Download or read book Duel with the Devil written by Paul Collins and published by Crown. This book was released on 2013-06-04 with total page 291 pages. Available in PDF, EPUB and Kindle. Book excerpt: The remarkable true story of a turn-of-the-19th century murder and the trial that ensued—a showdown in which iconic political rivals Alexander Hamilton and Aaron Burr joined forces to make sure justice was served—from bestselling author of the Edgar finalist, Murder of the Century. In the closing days of 1799, the United States was still a young republic. Waging a fierce battle for its uncertain future were two political parties: the well-moneyed Federalists, led by Alexander Hamilton, and the populist Republicans, led by Aaron Burr. The two finest lawyers in New York, Burr and Hamilton were bitter rivals both in and out of the courtroom, and as the next election approached, their animosity reached a crescendo. But everything changed when a young Quaker woman, Elma Sands, was found dead in Burr's newly constructed Manhattan Well. The horrific crime quickly gripped the nation, and before long accusations settled on one of Elma’s suitors: a handsome young carpenter named Levi Weeks. As the enraged city demanded a noose be draped around his neck, Week's only hope was to hire a legal dream team. And thus it was that New York’s most bitter political rivals and greatest attorneys did the unthinkable—they teamed up. Our nation’s longest running cold case, Duel with the Devil delivers the first substantial break in the case in over 200 years. At once an absorbing legal thriller and an expertly crafted portrait of the United States in the time of the Founding Fathers, Duel with the Devil is a masterpiece of narrative nonfiction.
Download or read book Hamilton and the Law written by Lisa A. Tucker and published by Cornell University Press. This book was released on 2020-10-15 with total page 334 pages. Available in PDF, EPUB and Kindle. Book excerpt: Since its Broadway debut, Hamilton: An American Musical has infused itself into the American experience: who shapes it, who owns it, who can rap it best. Lawyers and legal scholars, recognizing the way the musical speaks to some of our most complicated constitutional issues, have embraced Alexander Hamilton as the trendiest historical face in American civics. Hamilton and the Law offers a revealing look into the legal community's response to the musical, which continues to resonate in a country still deeply divided about the reach of the law.
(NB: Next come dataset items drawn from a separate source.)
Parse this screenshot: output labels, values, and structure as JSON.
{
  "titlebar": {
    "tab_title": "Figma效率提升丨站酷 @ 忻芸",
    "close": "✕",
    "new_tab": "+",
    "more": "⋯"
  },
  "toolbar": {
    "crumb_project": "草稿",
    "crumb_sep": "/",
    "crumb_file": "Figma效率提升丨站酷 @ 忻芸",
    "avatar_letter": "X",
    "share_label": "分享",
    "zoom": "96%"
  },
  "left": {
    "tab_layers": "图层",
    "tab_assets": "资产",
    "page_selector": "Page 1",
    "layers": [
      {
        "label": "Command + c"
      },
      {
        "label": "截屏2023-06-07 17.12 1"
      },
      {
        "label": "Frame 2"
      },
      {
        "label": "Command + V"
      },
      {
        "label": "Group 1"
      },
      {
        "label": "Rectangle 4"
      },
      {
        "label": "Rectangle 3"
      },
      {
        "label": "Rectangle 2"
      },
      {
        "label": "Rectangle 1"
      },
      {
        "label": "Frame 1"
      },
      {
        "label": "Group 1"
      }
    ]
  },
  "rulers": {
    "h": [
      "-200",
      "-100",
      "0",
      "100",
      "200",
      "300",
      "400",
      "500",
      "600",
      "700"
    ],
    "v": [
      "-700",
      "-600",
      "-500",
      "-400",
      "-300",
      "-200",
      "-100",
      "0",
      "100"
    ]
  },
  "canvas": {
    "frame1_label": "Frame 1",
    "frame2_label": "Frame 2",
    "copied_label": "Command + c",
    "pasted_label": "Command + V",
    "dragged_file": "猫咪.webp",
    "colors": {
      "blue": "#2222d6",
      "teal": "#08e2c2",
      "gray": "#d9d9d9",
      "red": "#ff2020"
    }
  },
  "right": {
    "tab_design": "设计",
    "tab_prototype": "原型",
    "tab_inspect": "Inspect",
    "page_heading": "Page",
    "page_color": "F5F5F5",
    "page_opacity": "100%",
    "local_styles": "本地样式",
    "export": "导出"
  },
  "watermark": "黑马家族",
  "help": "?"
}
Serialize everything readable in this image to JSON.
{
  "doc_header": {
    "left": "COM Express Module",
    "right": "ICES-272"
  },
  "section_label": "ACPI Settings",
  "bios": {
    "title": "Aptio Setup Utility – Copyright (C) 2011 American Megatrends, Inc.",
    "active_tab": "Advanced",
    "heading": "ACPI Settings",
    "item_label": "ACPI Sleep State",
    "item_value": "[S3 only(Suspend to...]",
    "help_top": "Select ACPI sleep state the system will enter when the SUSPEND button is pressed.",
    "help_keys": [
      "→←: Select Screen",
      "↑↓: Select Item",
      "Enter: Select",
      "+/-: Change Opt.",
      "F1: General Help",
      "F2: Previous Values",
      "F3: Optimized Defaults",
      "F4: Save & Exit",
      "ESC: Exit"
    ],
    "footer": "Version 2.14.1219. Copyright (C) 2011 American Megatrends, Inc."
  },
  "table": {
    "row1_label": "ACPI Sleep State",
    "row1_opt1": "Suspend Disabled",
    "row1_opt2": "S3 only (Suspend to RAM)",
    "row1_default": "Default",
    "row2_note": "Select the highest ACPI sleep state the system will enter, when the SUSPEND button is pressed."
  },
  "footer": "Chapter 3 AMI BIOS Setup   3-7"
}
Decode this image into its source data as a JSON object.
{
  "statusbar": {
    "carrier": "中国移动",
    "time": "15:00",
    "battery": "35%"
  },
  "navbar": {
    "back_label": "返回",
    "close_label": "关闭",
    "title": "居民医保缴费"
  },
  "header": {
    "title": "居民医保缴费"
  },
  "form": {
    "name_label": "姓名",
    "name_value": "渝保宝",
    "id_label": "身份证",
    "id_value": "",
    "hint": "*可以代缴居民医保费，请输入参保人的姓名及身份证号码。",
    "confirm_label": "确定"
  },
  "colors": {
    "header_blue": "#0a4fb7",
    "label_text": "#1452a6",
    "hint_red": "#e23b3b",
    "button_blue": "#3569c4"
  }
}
A star-powered cast of legal minds—from two former U.S. solicitors general to leading commentators on culture and society—contribute brief and engaging magazine-style articles to this lively book. Intellectual property scholars share their thoughts on Hamilton's inventive use of other sources, while family law scholars explore domestic violence. Critical race experts consider how Hamilton furthers our understanding of law and race, while authorities on the Second Amendment discuss the language of the Constitution's most contested passage. Legal scholars moonlighting as musicians discuss how the musical lifts history and law out of dusty archives and onto the public stage. This collection of minds, inspired by the phenomenon of the musical and the Constitutional Convention of 1787, urges us to heed Lin-Manuel Miranda and the Founding Fathers and to create something new, daring, and different.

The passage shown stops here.